Лука тверд в своем представлении о том, что ничего на свете нет, кроме того, что человек себе вообразит.

Лука участвует в очень характерной начальной сцене третьего действия.

Настя (закрыв глаза и качая головой в такт словам, певуче рассказывает). Вот приходит он ночью в сад, в беседку, как мы уговорились... а уж я его давно жду и дрожу от страха и горя. Он тоже дрожит весь и - белый, как мел, а в руках у него леворверт...

Наташа (грызет семечки). Ишь! Видно, правду говорят, что студенты - отчаянные...

Haстя. И говорит он мне страшным голосом: - Драгоценная моя любовь...

Бубнов. Хо-хо! Драгоценная?

Барон. Погоди! Не любо - не слушай, а врать не мешай... Дальше!

жизни... А леворверт у него - агромадный и заряжен десятью пулями... Прощай, говорит, любезная подруга моего сердца! - решился я бесповоротно... жить без тебя - никак не могу. И отвечала я ему: незабвенный друг мой... Рауль...

Бубнов (удивленный). Чего-о? Как? Караул?

Барон (хохочет). Настька! Да ведь... ведь прошлый раз - Гастон был?

Настя (вскакивая). Молчите... несчастные! Ах... бродячие собаки! Разве... разве вы можете понимать... любовь? Настоящую любовь? А у меня - была она... настоящая! (Барону). Ты! Ничтожный!.. Образованный ты человек... говоришь - лежа кофей пил...

Лука. А вы - погоди-ите! Вы - не мешайте! Уважьте человеку... не в слове - дело, а - почему слово говорится? - вот в чем дело. Рассказывай, девушка, ничего!

Бубнов. Раскрашивай, ворона, перья... валяй!

Барон. Ну, дальше!

Наташа. Не слушай их... что они? Они - из зависти это... про себя им скзать нечего...

Настя (снова садится). Не хочу больше! Не буду говорить... Коли они не верят... коли смеются... (Вдруг, прерывая речь, молчит несколько секунд и, вновь закрыв глаза, продолжает горячо и громко, помахивая рукой в такт речи и точно вслушиваясь в отдаленную музыку). Но, - говорю, - не лишай себя молодой твоей жизни... как нужна она дорогим твоим родителям, для которых ты - вся их радость... брось меня. Пусть лучше я пропаду... от тоски по тебе, жизнь моя... я - одна... я - таковская! Пускай уж я... погибаю, - все равно! Я - никуда не гожусь... и нет мне ничего... нет ничего... (Закрывает лицо руками и беззвучно плачет).
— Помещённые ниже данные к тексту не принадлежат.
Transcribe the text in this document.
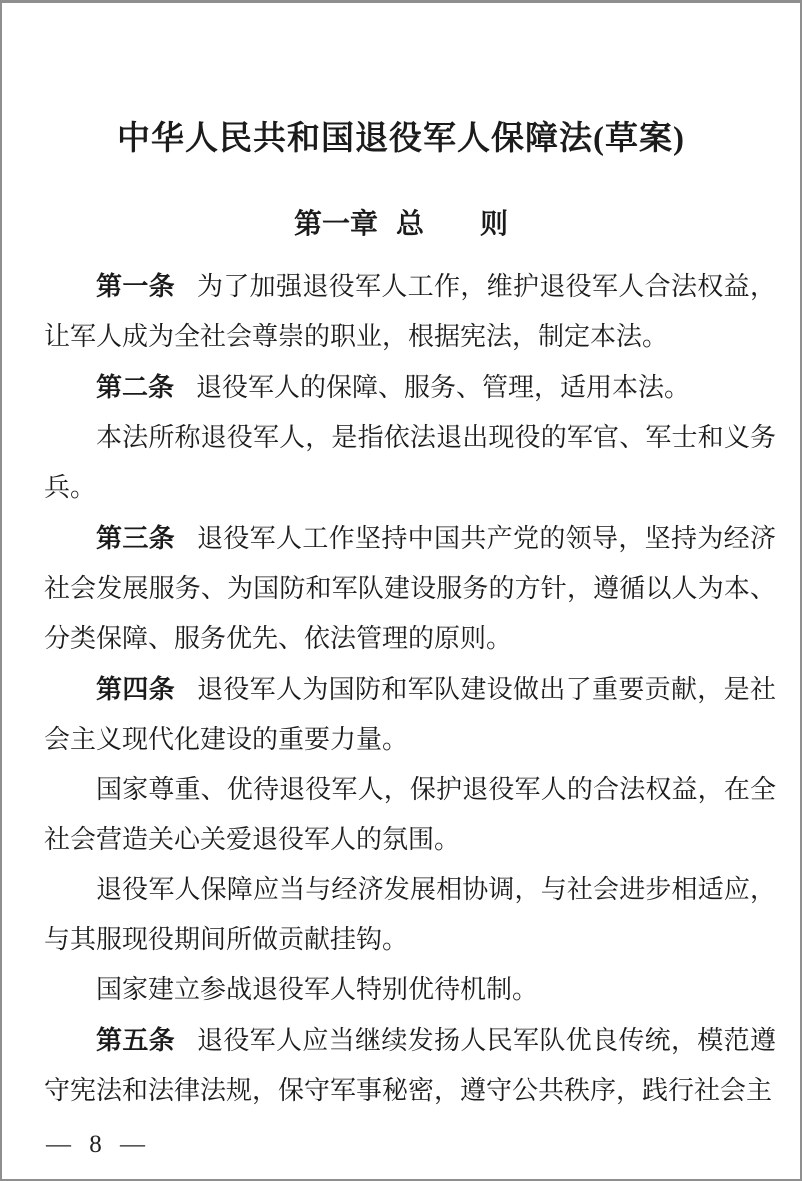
中华人民共和国退役军人保障法(草案)
第一章 总　　则

第一条 为了加强退役军人工作，维护退役军人合法权益，让军人成为全社会尊崇的职业，根据宪法，制定本法。

第二条 退役军人的保障、服务、管理，适用本法。

本法所称退役军人，是指依法退出现役的军官、军士和义务兵。

第三条 退役军人工作坚持中国共产党的领导，坚持为经济社会发展服务、为国防和军队建设服务的方针，遵循以人为本、分类保障、服务优先、依法管理的原则。

第四条 退役军人为国防和军队建设做出了重要贡献，是社会主义现代化建设的重要力量。

国家尊重、优待退役军人，保护退役军人的合法权益，在全社会营造关心关爱退役军人的氛围。

退役军人保障应当与经济发展相协调，与社会进步相适应，与其服现役期间所做贡献挂钩。

国家建立参战退役军人特别优待机制。

第五条 退役军人应当继续发扬人民军队优良传统，模范遵守宪法和法律法规，保守军事秘密，遵守公共秩序，践行社会主

— 8 —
Наташа (отвертывается в сторону, негромко). Не плачь... не надо! (Лука, улыбаясь, гладит голову Насти).

Бубнов (хохочет). Ах... чертова кукла! а?

Барон (тоже смеется). Дедка! Ты думаешь, это правда? Это все из книжки "Роковая любовь"... Все это - ерунда! Брось ее!

Наташа. А тебе что? Ты молчи уж... коли Бог убил.

Настя (яростно). Пропащая душа! Пустой человек! Где у тебя - душа?

Лука (берет Настю за руку). Уйдем, милая! ничего... не сердись! Я - знаю... Я - верю! Твоя правда, а не ихняя... Коли ты веришь, была у тебя настоящая любовь... значит, была она! Была! А на него - не сердись, на сожителя-то... Он... может, и впрямь из зависти смеется... у него, может, вовсе не было настоящего-то... ничего не было! Пойдем-ка!..

Настя (крепко прижимая руки к груди).

Лука. Я - знаю! Ничего! Я верю! В лаковых сапогах, говоришь? А-яй-ай! Ну - и ты его тоже - любила? (Уходят за угол).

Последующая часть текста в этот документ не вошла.